Even though the scale of the present crisis is much larger, the similarities are striking (except for the fact that the institutions do not have LTCM around to blame). Yes, Long Term Capital Management was guilty of egregious over-leveraging, but they could not have done this without the help of the people passing out the credit. All the big commercial and investments banks were competing to get John Meriwether’s business. Wall Street was shoveling money to LTCM in 1998 in a mad rush to pump up their bottom lines.
Many of the biggest losers in the current crisis were big lenders to Long Term Capital Management and they could have established internal controls that would have prevented the recurrence of stupid lending, but they chose not to. Again gain a better understanding of the term “moral hazard” by the study of the Long Term Capital Management bailout. The subsequent ability of the banks to recover all the money they loaned to LTCM and contributed to the bailout did nothing to encourage them to institute safeguards to prevent sloppy lending.
Indeed, why should they have done so? The loans pump up the banks earnings and the employees bonuses, and where is the risk if when stupidity gets the best of you, the FED will be there to bail you out.
So again we have to ask the question what if LTCM instead of going to the FED had been placed in Bankruptcy and lenders forced to accept pennies on the dollar. This would have caused problems for the banks, and maybe a failure or two, but might they not have paid more attention to the risk in the future? Was not the end result of this intervention the replacement of a big problem 1998 in for a much larger one in 2008?
In 1998 the stock market was well into what had become an 8 year bull market. When Long Term Capital Management threatened to end this run, Greenspan reduced the Discount Rate three times in rapid succession. The stock market which had been tanking turned around took off as tech stocks ascended to orbit in 1999.
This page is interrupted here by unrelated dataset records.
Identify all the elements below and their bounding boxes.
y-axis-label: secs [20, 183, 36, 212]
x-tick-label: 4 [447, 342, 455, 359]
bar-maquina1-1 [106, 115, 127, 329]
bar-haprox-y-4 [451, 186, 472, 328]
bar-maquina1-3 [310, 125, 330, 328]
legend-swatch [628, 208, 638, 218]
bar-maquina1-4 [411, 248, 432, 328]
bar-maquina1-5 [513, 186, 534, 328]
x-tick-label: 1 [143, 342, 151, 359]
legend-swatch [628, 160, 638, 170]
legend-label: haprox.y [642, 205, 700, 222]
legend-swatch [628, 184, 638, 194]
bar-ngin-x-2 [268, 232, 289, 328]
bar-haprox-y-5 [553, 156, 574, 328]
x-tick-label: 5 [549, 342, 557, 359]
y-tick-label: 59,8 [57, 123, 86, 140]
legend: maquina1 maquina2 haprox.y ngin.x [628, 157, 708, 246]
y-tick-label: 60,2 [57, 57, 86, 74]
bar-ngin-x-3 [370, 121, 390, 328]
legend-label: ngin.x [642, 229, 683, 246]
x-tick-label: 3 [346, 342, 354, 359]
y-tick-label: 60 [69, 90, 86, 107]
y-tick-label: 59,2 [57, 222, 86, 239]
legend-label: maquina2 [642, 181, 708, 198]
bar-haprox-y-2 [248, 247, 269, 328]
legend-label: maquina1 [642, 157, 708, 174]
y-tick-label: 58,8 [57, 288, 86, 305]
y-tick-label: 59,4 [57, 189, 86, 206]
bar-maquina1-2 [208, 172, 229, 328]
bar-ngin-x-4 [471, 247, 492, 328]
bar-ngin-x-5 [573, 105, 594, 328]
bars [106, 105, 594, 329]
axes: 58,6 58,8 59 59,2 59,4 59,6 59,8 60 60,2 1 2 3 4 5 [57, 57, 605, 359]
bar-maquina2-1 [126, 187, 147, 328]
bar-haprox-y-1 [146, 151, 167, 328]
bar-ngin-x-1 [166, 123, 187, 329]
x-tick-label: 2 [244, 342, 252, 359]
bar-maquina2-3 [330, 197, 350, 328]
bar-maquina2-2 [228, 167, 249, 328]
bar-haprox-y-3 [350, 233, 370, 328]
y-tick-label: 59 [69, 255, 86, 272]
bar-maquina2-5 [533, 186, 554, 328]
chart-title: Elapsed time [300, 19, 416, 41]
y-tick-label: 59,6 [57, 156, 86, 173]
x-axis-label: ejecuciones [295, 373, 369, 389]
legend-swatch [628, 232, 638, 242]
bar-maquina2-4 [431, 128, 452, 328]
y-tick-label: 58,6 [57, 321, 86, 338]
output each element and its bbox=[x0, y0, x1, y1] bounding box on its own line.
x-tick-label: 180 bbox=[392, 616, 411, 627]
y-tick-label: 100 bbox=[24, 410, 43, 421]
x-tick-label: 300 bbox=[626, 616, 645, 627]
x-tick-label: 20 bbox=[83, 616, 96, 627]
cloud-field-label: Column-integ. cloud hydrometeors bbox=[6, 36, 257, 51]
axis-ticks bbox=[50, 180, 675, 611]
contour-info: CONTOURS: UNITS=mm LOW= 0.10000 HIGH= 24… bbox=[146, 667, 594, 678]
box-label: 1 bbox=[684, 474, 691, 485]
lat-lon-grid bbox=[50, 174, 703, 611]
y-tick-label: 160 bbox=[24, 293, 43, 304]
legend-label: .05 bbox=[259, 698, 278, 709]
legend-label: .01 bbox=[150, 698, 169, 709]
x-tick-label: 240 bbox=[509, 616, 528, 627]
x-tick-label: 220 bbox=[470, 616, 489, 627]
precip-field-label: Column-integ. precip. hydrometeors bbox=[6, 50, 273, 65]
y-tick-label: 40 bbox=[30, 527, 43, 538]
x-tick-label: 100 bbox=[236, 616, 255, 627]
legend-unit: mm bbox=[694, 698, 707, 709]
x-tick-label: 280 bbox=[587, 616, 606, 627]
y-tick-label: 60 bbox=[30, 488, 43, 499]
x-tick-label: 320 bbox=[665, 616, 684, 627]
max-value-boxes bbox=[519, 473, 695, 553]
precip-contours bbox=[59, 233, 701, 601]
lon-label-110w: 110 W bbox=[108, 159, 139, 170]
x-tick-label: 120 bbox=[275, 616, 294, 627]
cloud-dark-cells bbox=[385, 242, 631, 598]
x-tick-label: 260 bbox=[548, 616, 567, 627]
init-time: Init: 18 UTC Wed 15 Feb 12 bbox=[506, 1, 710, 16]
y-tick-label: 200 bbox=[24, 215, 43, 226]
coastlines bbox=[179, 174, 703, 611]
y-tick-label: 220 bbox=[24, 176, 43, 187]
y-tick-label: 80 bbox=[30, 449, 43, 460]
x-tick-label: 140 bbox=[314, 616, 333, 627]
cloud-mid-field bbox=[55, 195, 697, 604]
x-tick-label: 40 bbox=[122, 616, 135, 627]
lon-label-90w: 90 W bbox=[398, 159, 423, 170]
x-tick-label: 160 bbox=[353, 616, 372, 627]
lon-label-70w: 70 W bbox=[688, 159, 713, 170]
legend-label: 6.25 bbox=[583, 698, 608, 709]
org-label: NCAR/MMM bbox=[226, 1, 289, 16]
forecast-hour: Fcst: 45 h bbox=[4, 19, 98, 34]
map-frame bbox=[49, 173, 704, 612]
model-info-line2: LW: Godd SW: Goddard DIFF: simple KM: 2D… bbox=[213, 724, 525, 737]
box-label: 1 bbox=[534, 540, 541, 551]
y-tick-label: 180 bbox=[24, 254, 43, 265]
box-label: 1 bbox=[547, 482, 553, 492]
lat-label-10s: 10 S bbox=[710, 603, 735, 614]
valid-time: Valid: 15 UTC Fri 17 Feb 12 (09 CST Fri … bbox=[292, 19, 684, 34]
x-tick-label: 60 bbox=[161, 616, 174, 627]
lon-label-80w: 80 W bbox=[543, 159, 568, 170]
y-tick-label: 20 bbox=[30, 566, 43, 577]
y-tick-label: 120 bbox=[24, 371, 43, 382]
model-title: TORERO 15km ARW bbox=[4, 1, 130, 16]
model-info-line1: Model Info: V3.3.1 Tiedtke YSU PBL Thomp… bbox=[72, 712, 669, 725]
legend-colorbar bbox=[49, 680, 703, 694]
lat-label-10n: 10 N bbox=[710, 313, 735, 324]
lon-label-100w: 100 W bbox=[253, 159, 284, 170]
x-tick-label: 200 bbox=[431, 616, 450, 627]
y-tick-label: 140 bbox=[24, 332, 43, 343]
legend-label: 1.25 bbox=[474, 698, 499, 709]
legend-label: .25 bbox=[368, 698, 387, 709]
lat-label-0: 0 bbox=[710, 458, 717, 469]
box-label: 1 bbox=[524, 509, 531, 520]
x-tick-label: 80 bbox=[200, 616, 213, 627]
Although the “Greenspan Put” was a big factor in turning Wall Street blind to risk, it was certainly not the only factor. Nor was the Federal Reserve the only instrument of the federal government that fed the mortgage crisis. The Tax deduction for mortgage interest certainly encouraged the public to increase their debt. To this the Clinton Administration added a huge tax exemption for the tax on capital gains.
Congress did their bit by continuing to pressure on Fanny and Freddy to encourage home ownership for subprime borrowers, and by always pressuring the FED to lower interest rates. The causes of our current credit crisis are many and varied but it is not going to help our understanding by trying to place all the blame on Wall Street and greedy, over paid CEO’s.
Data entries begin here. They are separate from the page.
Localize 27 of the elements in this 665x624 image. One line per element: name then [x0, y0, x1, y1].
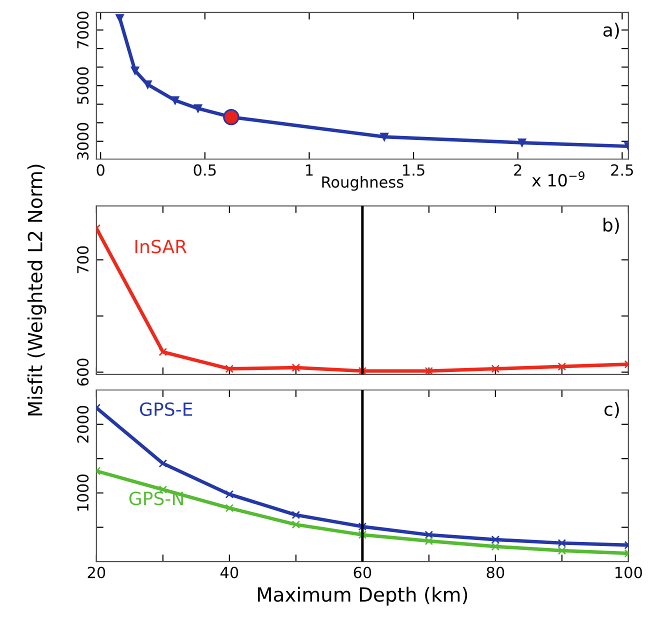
x-tick-label: 2 [514, 164, 522, 176]
annotation: a) [603, 22, 619, 39]
x-tick-label: 0.5 [194, 164, 216, 176]
x-tick-label: 80 [486, 566, 504, 578]
x-tick-label: 60 [354, 566, 372, 578]
y-tick-label: 1000 [77, 474, 89, 511]
x-tick-label: 100 [616, 566, 642, 578]
text: x 10$^{−9}$ [532, 171, 584, 187]
annotation: c) [604, 402, 619, 418]
y-tick-label: 600 [77, 358, 89, 386]
y-tick-label: 5000 [77, 67, 89, 104]
x-tick-label: 40 [220, 566, 238, 578]
y-axis-title: Misfit (Weighted L2 Norm) [27, 164, 46, 416]
annotation: b) [604, 218, 619, 234]
series-label: GPS-E [140, 402, 192, 416]
x-tick-label: 20 [88, 566, 106, 578]
series-label: InSAR [135, 240, 187, 254]
y-tick-label: 7000 [77, 12, 89, 48]
x-tick-label: 1.5 [403, 164, 424, 176]
x-axis-title: Maximum Depth (km) [258, 586, 468, 606]
y-tick-label: 700 [77, 246, 89, 274]
x-tick-label: 2.5 [611, 164, 633, 176]
y-tick-label: 2000 [77, 406, 89, 443]
x-tick-label: 1 [306, 164, 313, 176]
y-tick-label: 3000 [77, 122, 89, 160]
x-axis-title: Roughness [322, 176, 404, 191]
x-tick-label: 0 [96, 164, 104, 176]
Hyman Minisky identified the central irony free market economics. He said “Stability is Unstable” The longer banks go without experiencing problems in their loan portfolio the more they will be tempted lower their loan standards. Implicit in this irony is the totally unacceptable (but inescapable) conclusion that government intervention such as we saw from Greenspan’s FED that is initially successful, probably will eventually make the problem worse. This may also lead us to conclude that the ultimate cause of the lean years is the fat years, and to accept market cycles as inevitable.
None the above should be read as a screed against regulation, but an objective view of history leads to the conclusion that there are limits to its benefits. Regulation that increases available information about market participants for example 10Ks, 10Qs, 13fs, etc., helps to create more efficient markets.
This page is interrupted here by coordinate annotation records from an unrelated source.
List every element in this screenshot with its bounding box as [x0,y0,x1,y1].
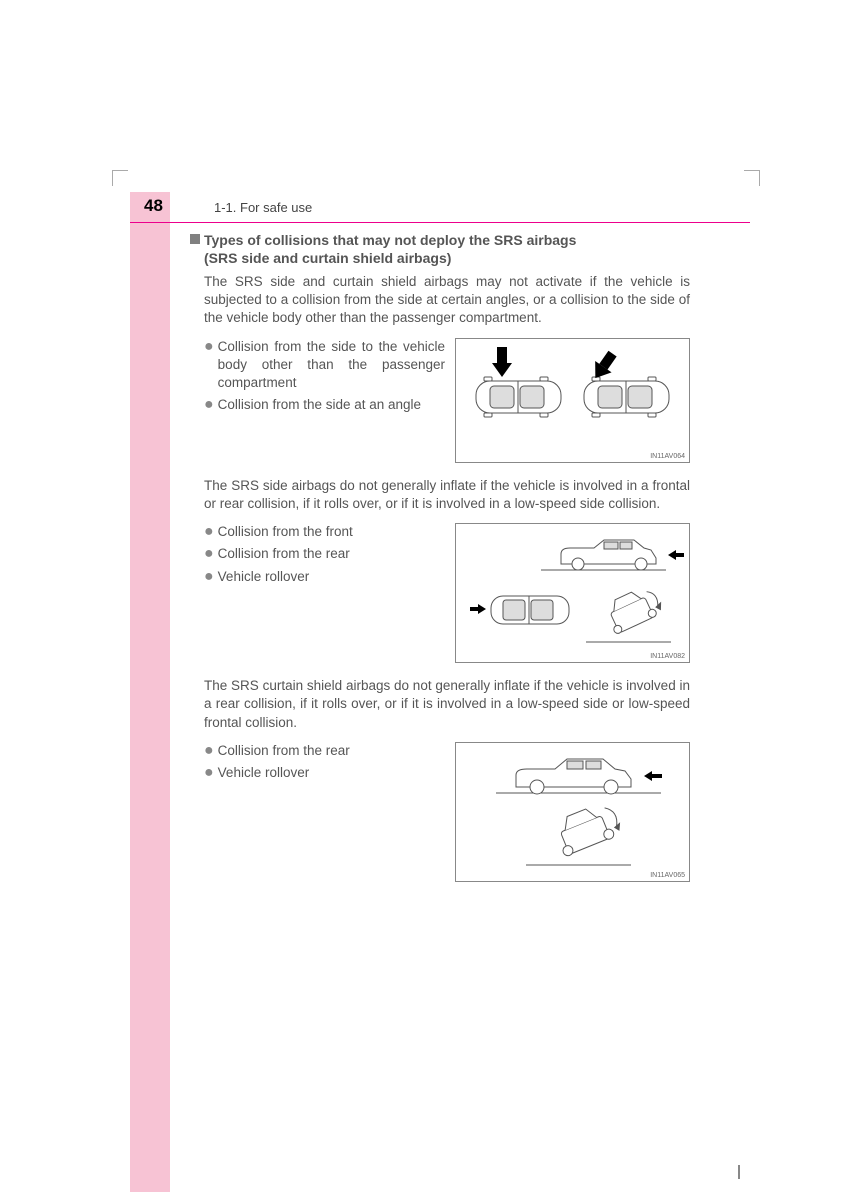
page-number: 48 [144,196,163,216]
rear-rollover-icon [456,743,689,881]
list-item: ●Collision from the side at an angle [204,396,445,414]
heading-text-1: Types of collisions that may not deploy … [204,232,576,248]
figure-diagram: IN11AV065 [455,742,690,882]
heading-text-2: (SRS side and curtain shield airbags) [204,250,451,266]
figure-diagram: IN11AV082 [455,523,690,663]
paragraph: The SRS curtain shield airbags do not ge… [204,677,690,732]
figure-code: IN11AV065 [650,872,685,879]
bullet-text: Collision from the side at an angle [218,396,421,414]
bullet-icon: ● [204,545,214,563]
figure-code: IN11AV082 [650,653,685,660]
list-item: ●Collision from the rear [204,742,445,760]
list-item: ●Collision from the side to the vehicle … [204,338,445,393]
list-item: ●Collision from the rear [204,545,445,563]
bullet-icon: ● [204,568,214,586]
crop-mark [738,1165,740,1179]
crop-mark [112,170,128,186]
bullet-icon: ● [204,742,214,760]
bullet-icon: ● [204,764,214,782]
section-heading: Types of collisions that may not deploy … [190,232,690,267]
heading-square-icon [190,234,200,244]
list-item: ●Vehicle rollover [204,764,445,782]
bullet-text: Vehicle rollover [218,568,310,586]
bullet-list: ●Collision from the side to the vehicle … [204,338,445,463]
bullet-text: Collision from the rear [218,545,350,563]
list-item: ●Vehicle rollover [204,568,445,586]
crop-mark [744,170,760,186]
bullet-icon: ● [204,523,214,541]
side-tab [130,192,170,1192]
bullet-icon: ● [204,338,214,393]
content-row: ●Collision from the rear ●Vehicle rollov… [204,742,690,882]
collision-scenarios-icon [456,524,689,662]
main-content: Types of collisions that may not deploy … [190,232,690,882]
bullet-icon: ● [204,396,214,414]
bullet-list: ●Collision from the front ●Collision fro… [204,523,445,663]
list-item: ●Collision from the front [204,523,445,541]
header-rule [130,222,750,223]
figure-code: IN11AV064 [650,453,685,460]
content-row: ●Collision from the side to the vehicle … [204,338,690,463]
figure-diagram: IN11AV064 [455,338,690,463]
cars-top-view-icon [456,339,689,462]
paragraph: The SRS side and curtain shield airbags … [204,273,690,328]
bullet-text: Collision from the side to the vehicle b… [218,338,445,393]
bullet-text: Collision from the rear [218,742,350,760]
paragraph: The SRS side airbags do not generally in… [204,477,690,513]
bullet-text: Collision from the front [218,523,353,541]
section-label: 1-1. For safe use [214,200,312,215]
bullet-text: Vehicle rollover [218,764,310,782]
bullet-list: ●Collision from the rear ●Vehicle rollov… [204,742,445,882]
content-row: ●Collision from the front ●Collision fro… [204,523,690,663]
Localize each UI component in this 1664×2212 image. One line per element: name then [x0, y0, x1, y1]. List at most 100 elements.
But when any Federal agency tries to sell a program that claims to solve basic problems of human behavior such as Mr. Market Bi-polar disease; or to overcome the inclination of long periods of strong economic performance to nurture the growth of fraud and other human foolishness; we can rest assured that the end result will not only be a waste of time, but that it will eventually lead to an increase in general pain and suffering.